How to Build a RAG Pipeline in 100 Lines of Python

Retrieval-Augmented Generation is the most practical AI pattern of 2025. Here's a minimal but production-ready implementation using LangChain, ChromaDB, and the OpenAI API.

M

Muunsparks

2025-02-28

1 min read

What Is RAG and Why Should You Care?

RAG — Retrieval-Augmented Generation — solves the most common problem with LLMs in production: they don't know about your data.

The pattern is simple: before sending a query to the LLM, retrieve relevant context from your own document store and include it in the prompt.

Step 1: Install Dependencies

pip install langchain langchain-openai chromadb pypdf

Step 2: Load and Chunk Your Documents

from langchain.document_loaders import PyPDFLoader, DirectoryLoader
from langchain.text_splitter import RecursiveCharacterTextSplitter

loader = DirectoryLoader('./docs', glob='**/*.pdf', loader_cls=PyPDFLoader)
documents = loader.load()

splitter = RecursiveCharacterTextSplitter(chunk_size=1000, chunk_overlap=200)
chunks = splitter.split_documents(documents)
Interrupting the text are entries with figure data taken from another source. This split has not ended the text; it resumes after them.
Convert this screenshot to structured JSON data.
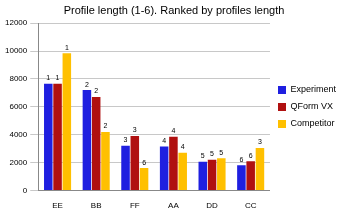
{
  "chart_data": {
    "type": "bar",
    "title": "Profile length (1-6). Ranked by profiles length",
    "categories": [
      "EE",
      "BB",
      "FF",
      "AA",
      "DD",
      "CC"
    ],
    "series": [
      {
        "name": "Experiment",
        "color": "#1f1fe0",
        "values": [
          7650,
          7200,
          3200,
          3150,
          2050,
          1800
        ],
        "ranks": [
          1,
          2,
          3,
          4,
          5,
          6
        ]
      },
      {
        "name": "QForm VX",
        "color": "#b01010",
        "values": [
          7650,
          6700,
          3900,
          3850,
          2200,
          2100
        ],
        "ranks": [
          1,
          2,
          3,
          4,
          5,
          6
        ]
      },
      {
        "name": "Competitor",
        "color": "#ffc000",
        "values": [
          9850,
          4200,
          1600,
          2700,
          2300,
          3050
        ],
        "ranks": [
          1,
          2,
          6,
          4,
          5,
          3
        ]
      }
    ],
    "ylim": [
      0,
      12000
    ],
    "yticks": [
      0,
      2000,
      4000,
      6000,
      8000,
      10000,
      12000
    ],
    "grid": true,
    "legend": "right"
  }
}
Step 3: Create the Vector Store

from langchain_openai import OpenAIEmbeddings
from langchain.vectorstores import Chroma

embeddings = OpenAIEmbeddings(model="text-embedding-3-small")
vectorstore = Chroma.from_documents(documents=chunks, embedding=embeddings)

Production Considerations

Add reranking, hybrid search (BM25 + vector), and RAGAS evaluation before going to production.